ByThomas Cunningham IV, writer at
Pop-culture loving, comic book nerd who expresses his passion for critical thinking in a variety of topic areas.
Thomas Cunningham IV

I'm a big fan of Raimi's Spider-Man 2. It was an amazing comic book movie with stellar performances from the lead villain. Spidey and Octavius had all the chemistry that was missing from Peter's relationship with Mary Jane... the octopus arms were sweet and the 3rd act sacrifice was satisfying. It was so good, that I could overlook Franco's "meh" Goblin and pretty much everything about Kirsten Dunst.

When "Amazing Spider-Man" burst onto the scene, the main thing that appealed to me was Garfield and Stone as Peter and Gwen. In Gwen Stacy, we have a character that actually contributes to the story beyond the standard "damsel in distress" tropes. Stone plays Stacy as smart, independent and capable. Further, in the both movies, she assists Spider-Man at critical junctures. The pair is perfectly cast and has palpable on-screen sizzle.

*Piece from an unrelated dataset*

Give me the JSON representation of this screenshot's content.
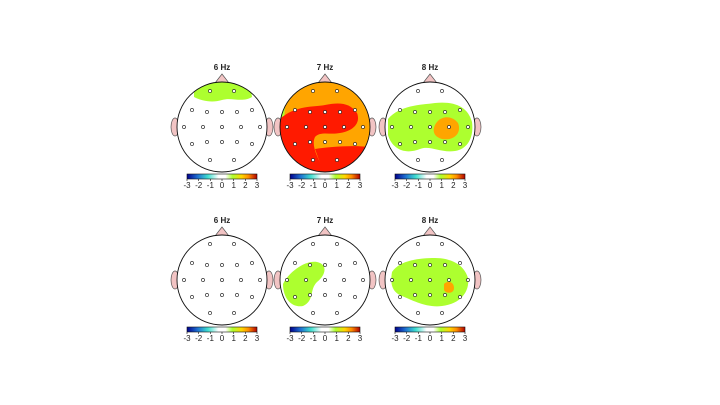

Garfield and Stone's real life chemistry works!
Garfield and Stone's real life chemistry works!

In "Amazing 2," their relationship is put to the test as Peter experiences visions of Gwen's late father. Captain Stacy pops up intermittently to remind Peter of his promise to exclude Gwen from his life. Of course, that doesn't work and the couple is drawn back together at convenient plot points. Which brings us to the "plot"... SIGH.

Sony rebooted the franchise to keep rights from reverting to Marvel/Disney. Given Marvel's success with their unified Movie/TV universe and Fox's bajillionth X-Men/Wolverine spin-off, what's a studio to do when all they have is a single super-hero? Turn to the villains.

That's not necessarily a bad thing. Venom is a fan favorite who has had success in several one shots and stand alone titles. Carnage is enjoying even bigger success as the "Joker" of the Spideyverse. However, it does put the pressure on introducing characters whenever you can, especially when "The Sinister Six" is in the pipeline. Unfortunately, that means "Amazing 2" is a bit of a mess storywise.

Green Goblin is Spider-Man's arch-nemesis. However, we've had a Goblin in all three Raimi films, including a redemption arc in the nightmarishly awful Spider-Man 3. Venom has been featured too, so it's too early to dip into that well. Lizard debuted in the first film, so Electro is the obvious choice. He's special effects heavy, and no one raised a fuss when Jamie Foxx was cast in the role. Unfortunately, the writers ditched both of his bad ass origins and transformed Foxx into a cariacature. Introduced as nerdy loner Oscorp flunky Max Dillon (completely with a CONKED OUT comb over, pocket protector and an armful of blueprints), a chance meeting triggers a Spider-Man obsession that turns dark after his transformation into Electro.

Really, Jamie? A POCKET PROTECTOR?!?!?
Really, Jamie? A POCKET PROTECTOR?!?!?

Of course, Oscorp heir Harry Osborn ends up needing his former employee to help him tackle the webslinger, setting up a third act so busy with frenetic action that it's like a shot of adrenaline during the last 20 minutes of this already long film. I haven't mentioned Rhino because he's LITERALLY only in the last three minutes to establish him (along with Doc Ock and Vulture) for the movie spin-off.

That's not to say that it's all bad. In fact, Spider-Man has NEVER moved better on film. The webslinging sequences are, well, amazing. You get a real sense of how this nimble dude moves around the city. And Garfield really turned up the volume on Spidey's humorous banter. That stuff, and the scenes with Gwen (absent the ridiculous "moving to England" subplot) are absolutely engaging. If you're not familiar with the decades-old storyline of Gwen Stacy, suffice it to say, the emotions are raw and authentic.

Get this Goblin a toothbrush and some skin cream!
Get this Goblin a toothbrush and some skin cream!

Dane DeHaan is sufficiently creepy to play the Goblin, and even manages to create a sense of rapport with his former "best friend" before he hops off into the deep end of the crazy pool. Somewhere between the Goblin and Gwen and cutting 40 minutes of script, there's a tidy little film to be enjoyed. I wish I had seen THAT film, because this film collapsed under its own weight.

Soooo. PROS: Super cool Spidey swinging. Stone and Garfield are awesome. Special effects are cool. Goblin is creepy. CONS: Electro is a confused mess (and where did he find an LED-rimmed hoody after breaking out of Oscorp's basement morgue(?), Rhino is a transparent set-up (and the character really isn't very good). Colm Feore as random nefarious corporate type. Goblin doesn't get the screen time he deserves given his HUGE plot impact.

Plenty of people will respond to the popcornish action, but this isn't a great Spider-Man film. I wish it was.